“哦。”
夏震聽著蒲成發的介紹,點了點頭。想到剛才蒲苗說的話,又問道。
“你和‘先誌房地產’有衝突?”
“嗯,而且衝突已經進入白熱化。”
想到蒲苗剛才介紹包廂情況時,眼神裡的興奮和語氣裡對夏震的崇拜,地上的狼藉,蒲成發索性把他和鄭先誌的衝突全盤說了出來。
“最近幾年,鄭先誌靠著各種威脅,得到了平原縣百分之七十的開發土地。從去年開始,我異軍突起,對他造成了威脅。前段時間,我們兩家在一宗土地拍賣中再次交鋒,我獲勝後,就被他視為眼中釘,肉中刺,處處針對我。我的多處工地,也被他的人威脅到施工不能正常進行。一會兒見到他,我還要問問他,他到底想做什麼……”
夏震正聽著蒲成發的不滿,聽到走廊又傳來急促的腳步聲,抬頭看到一位頭頂鋥亮,眉毛全禿的中年男人跑了進來。
小猴看到男人,立刻從沙發上蹦起身,跑了過去,一把抱住他的小腿,一把鼻涕一把淚的哭訴道。
“鄭叔叔,鄭哥、小刀、周飛都被他打暈了。”
鄭先誌臉色冰冷的看了一眼暈死在地的兒子,見到滿地的牙齒,聽著小猴的話,順著他的眼神看到夏震,殺氣騰騰的問道。
“我兒子是你打的?”
“是我!”
聽到鄭先誌的問話,李樂剛向前跨了一步,擋住他的實現,接著說道。
“地上的牙齒,以為是我打的。”
“媽的!”
鄭先誌嘴裡罵了一句,看到李樂剛麵無表情,語氣堅定,上下打量了他一會兒,寒氣逼人的問道。
“為什麼這樣對我兒子?”
“他不懂禮貌,冒犯我家主人,把他打成這樣是輕的。如果他醒了之後,還不思悔改,我不介意要了他的命!”
“要我兒子的命?你要的起嗎?”
“要的起,不過是手起手落的事情。

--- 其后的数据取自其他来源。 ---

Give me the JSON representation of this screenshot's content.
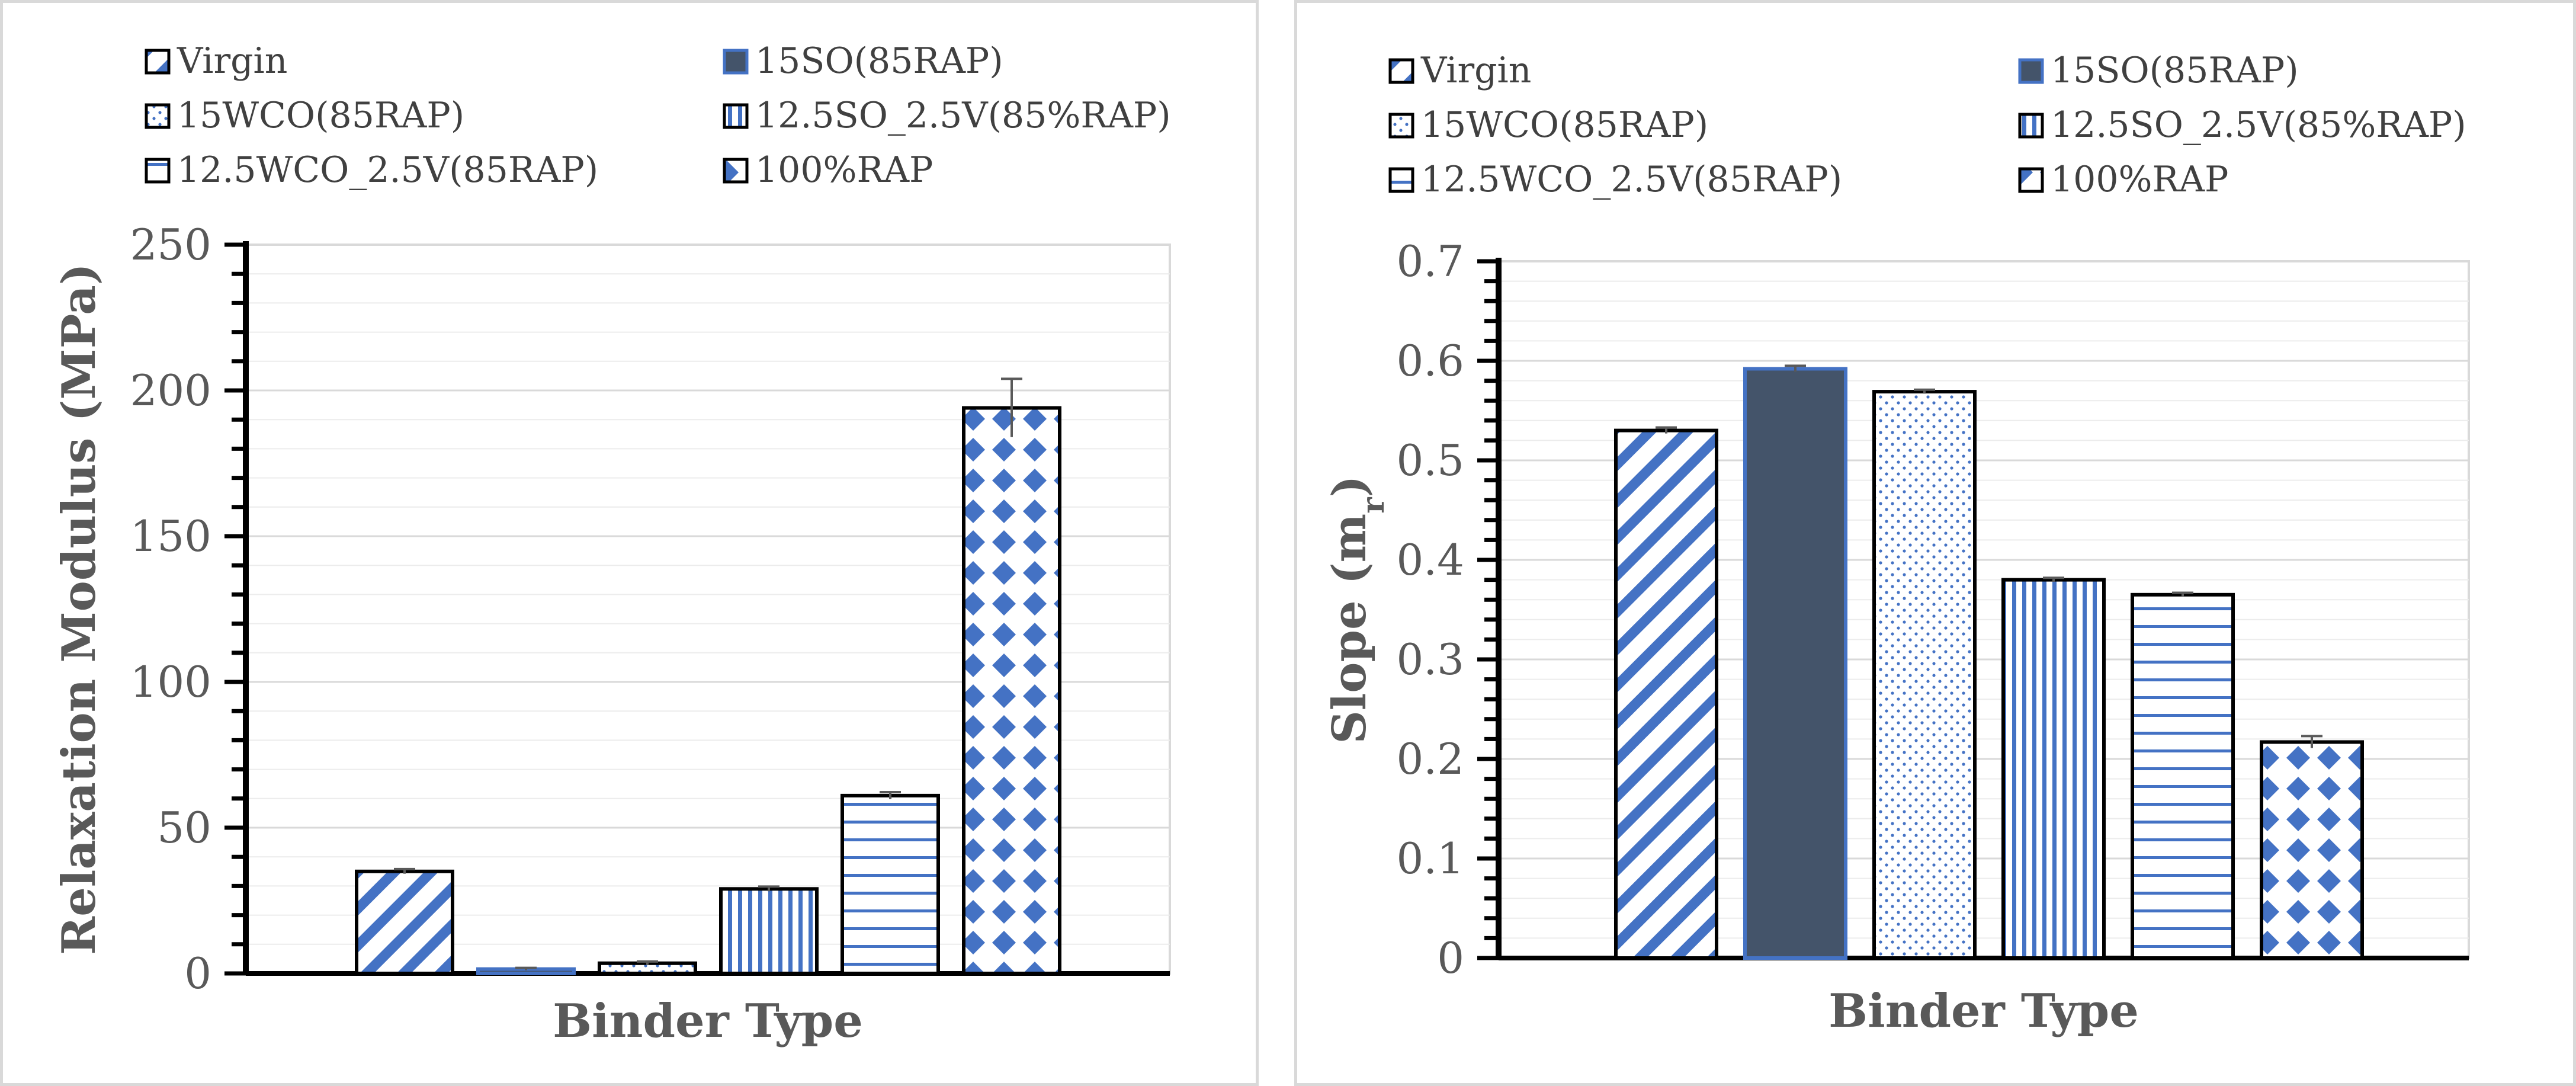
{
  "chart_data": [
    {
      "type": "bar",
      "title": "",
      "xlabel": "Binder Type",
      "ylabel": "Relaxation Modulus (MPa)",
      "ylim": [
        0,
        250
      ],
      "ytick_step": 50,
      "minor_step": 10,
      "grid": true,
      "legend_position": "top",
      "categories": [
        "Virgin",
        "15SO(85RAP)",
        "15WCO(85RAP)",
        "12.5SO_2.5V(85%RAP)",
        "12.5WCO_2.5V(85RAP)",
        "100%RAP"
      ],
      "values": [
        35,
        1.5,
        3.5,
        29,
        61,
        194
      ],
      "errors": [
        0.8,
        0.4,
        0.6,
        0.8,
        1.2,
        10
      ]
    },
    {
      "type": "bar",
      "title": "",
      "xlabel": "Binder Type",
      "ylabel": "Slope (m",
      "ylabel_sub": "r",
      "ylabel_close": ")",
      "ylim": [
        0,
        0.7
      ],
      "ytick_step": 0.1,
      "minor_step": 0.02,
      "grid": true,
      "legend_position": "top",
      "categories": [
        "Virgin",
        "15SO(85RAP)",
        "15WCO(85RAP)",
        "12.5SO_2.5V(85%RAP)",
        "12.5WCO_2.5V(85RAP)",
        "100%RAP"
      ],
      "values": [
        0.53,
        0.592,
        0.569,
        0.38,
        0.365,
        0.217
      ],
      "errors": [
        0.003,
        0.003,
        0.002,
        0.002,
        0.002,
        0.006
      ]
    }
  ],
  "colors": {
    "blue": "#4472c4",
    "navy": "#44546a",
    "axis": "#000000",
    "grid": "#d9d9d9"
  },
  "patterns": [
    "diagonal-stripes",
    "solid-navy",
    "dots",
    "vertical-stripes",
    "horizontal-stripes",
    "diamond-grid"
  ]
}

但是,今天我家少爺不想要人性命,隻想給你們鄭家提個醒,方靜的事情到此結束!”
方靜?
明白了李樂剛的意思,鄭先誌看著方靜,冷冷的問道。
“方靜,這是你找的人?”
“不是!”
白露看到方靜見了鄭先誌眼神畏懼,躲閃,語氣嚴肅的回了一句,接著自我介紹道。
“我是方靜的姐姐,白露。看到她被人欺負,我代表家裡人過問過問。”
聽到白露說道,她是方靜的姐姐,代表家裡人過問方靜的婚事,鄭先誌眉頭皺了皺,一臉不屑的說道。
“過問?你這是過問還是打人?”
“打人!”
見到鄭先誌的眼睛緊緊盯著她,白露毫不客氣的回了一句,接著說道。
“剛才我們不同意方靜的這門婚事,你兒子口出狂言,我不過是教教他怎麼做人。”
“你教他做人?那我應該感謝感謝你?”
夏震看到鄭先誌的眼神裡,殺氣慢慢集聚,把話接了過去,說道。
“可以,你想怎麼感謝?”
“想怎麼感謝?我先把你打的滿地找牙再說!”
狠狠的說完,鄭先誌抓起茶幾上的啤酒瓶,衝著夏震扔了過去。
看到啤酒瓶飛來,夏震輕輕用手一擋,“嗖”的一聲,啤酒瓶像是離弦的箭一樣飛了回去。“砰”的一聲,結結實實砸在鄭先誌的額頭,他被瞬間爆頭。
“啊”的叫了一嗓子,鄭先誌看到鮮血從捂著額頭的手流了下去。